L’ogre ne compte pas s’arrêter en si bon chemin : il intègrera, au cours de l’année, les sites de Deutsche Telekom aux Pays-Bas et absorbera les7000 antennes du polonais Polkomtel Infrastruktura. 

Variation du titre Cellnex depuis janvier 2020
Variation du titre Cellnex depuis janvier 2020

Les risques 

A la vue des ventes massives de ces infrastructures stratégiques, des voix montent pour dénoncer un affaiblissement des opérateurs, à la merci d’un changement de politique des exploitants. 

A l’heure où la data et les réseaux sont synonymes de pouvoir (économique et politique), d’autres soulignent la mise en danger de la souveraineté des pays qui auraient laissé fuir leurs actifs dans les mains d’investisseurs étrangers. 

Pour garder le contrôle sur ces actifs sans amoindrir leur valeur ou compromettre les bilans des opérateurs, la nouvelle tendance consiste donc à créer une entreprise à part, avec ou sans un investisseur tiers.

Nouveau paradigme

C’est ainsi qu’après avoir cédé à l’appât du gain sur une partie de son parc, Orange s’est ravisé en créant Totem. Cette TowerCo défend plusieurs objectifs : héberger les futures tours en construction, capitaliser sur la valeur croissante des sites pour booster le cours de bourse de la maison-mère et participer à la consolidation du marché européen en menant à bien ses propres acquisitions. 

Pour protéger l’avenir des actifs européens, l’opérateur français a également œuvré à la création de l’OFITEM. Sous couvert de limiter l'impact environnemental et de réduire la fracture numérique, l’association devrait surtout offrir à ses membres un poids non négligeable dans l’élaboration des futures réglementations et une voix pertinente pour sussurrer aux oreilles des décideurs la bonne direction des politiques publiques à mener. 
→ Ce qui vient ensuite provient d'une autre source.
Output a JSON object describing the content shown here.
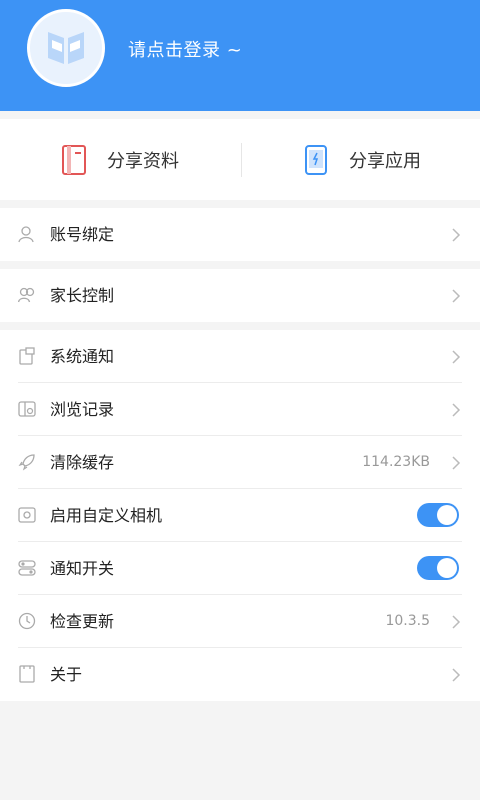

Mais une question demeure : combien de temps ces actifs vont-ils rester stratégiques ? Alors que l’Arcep, le régulateur hexagonal des télécoms, vient de donner carte blanche à Elon Musk (enfin à Starlink) pour utiliser les fréquences des zones reculées de notre bonne vieille France afin d’y apporter son salutaire haut débit par satellite, les premières incertitudes bruissent. A quoi bon investir autant de milliards dans du métal et du terrain, quand une constellation à la puissance inconnue et pilotée par un chapelier fou aux ambitions imprévisibles vient déjà pointer le bout de son nez, enfin, de sa lumière, dans nos cieux ?  

Sociétés (cotées) de tours télécoms : Cellnex, American Tower, China Tower, Crown Castle, GTL Infrastructure, Helios Towers, Indus Tower, Inwit, Telesites, PT Tower Bersama...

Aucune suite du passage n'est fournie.